The best throw of the dice is to throw them away.

Lost photo

This picture was taken in August of 2020. After years of watching so many beautiful feral kittens living their short, adorable lives, we decided we had to save this litter. A smart mother cat had dropped this batch off in Sekhnet’s garden, site of the neighborhood’s best cat buffet. Sekhnet was clever, these five never knew they were being turned into adoptable pets. They were all very willing and all five were quickly adopted. This is my favorite photo from that period, lost until a few moments ago.

Belated Happy Birthday, Mom

My mother, Evelyn, who died thirteen years ago today, would have turned 95 years old yesterday. I had intended to write something touching about her, and started on this yesterday, but … shoot, sorry, mom.

I found myself sitting at the piano yesterday working out a song she used to sing, a popular ditty from the 1940s called Mairzy Doats. My father would be driving the car, we’d be on a longish trip somewhere, and suddenly my mother would burst into song, with only slight self-consciousness, imposed by her husband. He was also a good singer who’d soulfully croon a handful of notes, the hook of a beautiful ballad, and cut himself off after five or six syllables. My father was well-known for singing just enough to let you know that he could actually sing, but not a note more, and he was equally famous for inhibiting my mother’s singing.
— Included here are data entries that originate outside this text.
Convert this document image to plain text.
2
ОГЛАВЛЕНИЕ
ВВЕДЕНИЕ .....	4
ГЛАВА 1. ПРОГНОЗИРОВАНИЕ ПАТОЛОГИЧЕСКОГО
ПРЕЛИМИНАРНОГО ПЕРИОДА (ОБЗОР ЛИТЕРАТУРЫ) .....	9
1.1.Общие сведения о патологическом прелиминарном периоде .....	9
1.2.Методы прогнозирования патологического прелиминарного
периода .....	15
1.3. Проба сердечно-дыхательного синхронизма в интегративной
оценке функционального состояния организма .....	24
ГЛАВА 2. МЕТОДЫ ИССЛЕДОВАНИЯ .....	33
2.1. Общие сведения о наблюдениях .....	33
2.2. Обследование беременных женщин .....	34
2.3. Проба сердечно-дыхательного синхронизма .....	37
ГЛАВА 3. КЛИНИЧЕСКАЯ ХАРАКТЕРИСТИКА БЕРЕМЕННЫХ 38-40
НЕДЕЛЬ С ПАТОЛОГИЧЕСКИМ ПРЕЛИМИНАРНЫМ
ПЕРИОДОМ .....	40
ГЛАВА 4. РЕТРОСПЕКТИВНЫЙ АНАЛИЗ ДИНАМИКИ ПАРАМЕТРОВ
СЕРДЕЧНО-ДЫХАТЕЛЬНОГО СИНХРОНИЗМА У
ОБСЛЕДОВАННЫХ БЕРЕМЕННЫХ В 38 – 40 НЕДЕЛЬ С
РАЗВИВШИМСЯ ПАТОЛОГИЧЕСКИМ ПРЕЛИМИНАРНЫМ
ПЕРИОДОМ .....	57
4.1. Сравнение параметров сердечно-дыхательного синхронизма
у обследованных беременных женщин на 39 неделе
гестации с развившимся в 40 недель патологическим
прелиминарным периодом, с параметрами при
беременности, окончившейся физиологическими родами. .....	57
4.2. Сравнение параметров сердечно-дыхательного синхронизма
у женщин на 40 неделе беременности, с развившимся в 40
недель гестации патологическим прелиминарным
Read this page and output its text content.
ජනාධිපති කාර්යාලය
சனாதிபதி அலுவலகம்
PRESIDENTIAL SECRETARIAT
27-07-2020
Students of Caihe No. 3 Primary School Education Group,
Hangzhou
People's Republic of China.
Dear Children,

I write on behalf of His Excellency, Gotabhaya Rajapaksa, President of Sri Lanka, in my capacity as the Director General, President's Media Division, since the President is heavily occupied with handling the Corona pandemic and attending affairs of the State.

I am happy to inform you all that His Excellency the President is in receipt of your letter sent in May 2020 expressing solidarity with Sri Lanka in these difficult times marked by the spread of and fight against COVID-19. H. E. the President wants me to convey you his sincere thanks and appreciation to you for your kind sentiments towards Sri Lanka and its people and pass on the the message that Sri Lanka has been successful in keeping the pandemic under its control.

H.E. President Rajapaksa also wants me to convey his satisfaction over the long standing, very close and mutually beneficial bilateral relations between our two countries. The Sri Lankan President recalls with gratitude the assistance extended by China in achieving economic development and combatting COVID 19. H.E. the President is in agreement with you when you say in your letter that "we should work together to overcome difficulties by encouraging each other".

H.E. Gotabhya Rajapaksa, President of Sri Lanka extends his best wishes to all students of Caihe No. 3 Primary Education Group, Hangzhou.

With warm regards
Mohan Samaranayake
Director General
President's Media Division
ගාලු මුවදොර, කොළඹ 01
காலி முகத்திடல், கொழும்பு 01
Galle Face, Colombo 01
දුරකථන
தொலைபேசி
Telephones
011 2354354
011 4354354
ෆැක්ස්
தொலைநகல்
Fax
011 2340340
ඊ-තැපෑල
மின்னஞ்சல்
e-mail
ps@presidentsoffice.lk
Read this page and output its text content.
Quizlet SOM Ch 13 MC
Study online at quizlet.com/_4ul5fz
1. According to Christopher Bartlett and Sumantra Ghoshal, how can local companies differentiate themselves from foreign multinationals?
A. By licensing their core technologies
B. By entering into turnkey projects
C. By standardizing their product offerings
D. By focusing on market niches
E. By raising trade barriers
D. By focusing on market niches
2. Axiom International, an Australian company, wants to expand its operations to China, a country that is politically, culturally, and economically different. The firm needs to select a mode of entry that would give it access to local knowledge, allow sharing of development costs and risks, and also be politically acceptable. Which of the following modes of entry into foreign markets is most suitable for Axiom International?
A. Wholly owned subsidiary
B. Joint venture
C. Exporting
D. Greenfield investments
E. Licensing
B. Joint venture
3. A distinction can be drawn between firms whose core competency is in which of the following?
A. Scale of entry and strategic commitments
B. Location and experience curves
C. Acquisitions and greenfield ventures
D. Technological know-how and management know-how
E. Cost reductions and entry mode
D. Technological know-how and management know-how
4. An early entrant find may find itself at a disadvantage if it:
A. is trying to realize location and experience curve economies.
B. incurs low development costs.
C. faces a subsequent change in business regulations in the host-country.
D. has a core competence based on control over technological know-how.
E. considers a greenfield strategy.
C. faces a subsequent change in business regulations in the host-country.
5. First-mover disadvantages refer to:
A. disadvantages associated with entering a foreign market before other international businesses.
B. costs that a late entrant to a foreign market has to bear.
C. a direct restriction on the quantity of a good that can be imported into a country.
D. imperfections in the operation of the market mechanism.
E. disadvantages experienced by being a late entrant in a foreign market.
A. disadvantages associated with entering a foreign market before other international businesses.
Evelyn loved to sing and my father’s side-eye as he drove was not always enough to make her stop, though it did make her a little self conscious. Nonetheless, as we drove across some bridge she’d suddenly sing “Mairzy doats and dozy doats and little lamzy divey, a kiddleedivey too, wouldn’t you?”

Now all these years later, being a proficient guitar player finally, and surprised to find a certain facility on the keyboard lately, which helps me work out songs I’m trying to learn, I find Mairsy Doats is a pretty hip little tune to play, in a nostalgic, artfully written pop tune kind of way. The singer explains in the B part, “and though the words may sound queer to your ear, a little bit jumbled and jivey, say ‘mares eat oats and does eat oats and little lambs eat ivy.” And this B part, if I may say, I could play the hell out of this B part on the guitar, and it works out just fine on the keyboard, thank you.

And as I played and sang the song on the piano yesterday, with the sheet music from an actual paper song book, Songs of World War Two, which also, of course, had the lyrics, I called out “Happy Birthday, Mom!”

I thought to myself what a goddamn shame I couldn’t have played this simple, jumping accompaniment thirty or forty years ago and let my mom just sing it. Same with “Do Nothing till you Hear From Me” another genius tune from the genius Duke Ellington, my father would sing just that riff, with the opening line, the riff that Ellington placed over three different sets of chord changes to such brilliant effect. I could have backed both of them on a tenor ukulele, if things had been different.

But again, as in my mother’s actual life, my love and birthday greetings for her get mixed up in a lot of bullshit that has little or nothing to do with her.

It was my mother’s love, and, as I realize now, that she never gave me reason to doubt her love, that literally saved my life in the brutal war zone my sister and I were forced to grow up in. As I emailed the day before yesterday to a genius from high school (truly, one of only two I’ve ever met in this long life of mine):

Tomorrow I’ve got to write something sensitive about my mother, who’d be 95 tomorrow.  I’ve realized only very recently that in spite of [redacted] [redacted] [redacted] [redacted] she never let me doubt her love for me in that war zone I grew up in and in the end she always listened to me.  Even if I couldn’t change her mind, which I sometimes did, she always eventually heard me out — which is no small thing.  Probably saved my life, actually.

Thanks again, mom, for giving me life, and saving it time and again, by simply listening with an open mind and a loving heart.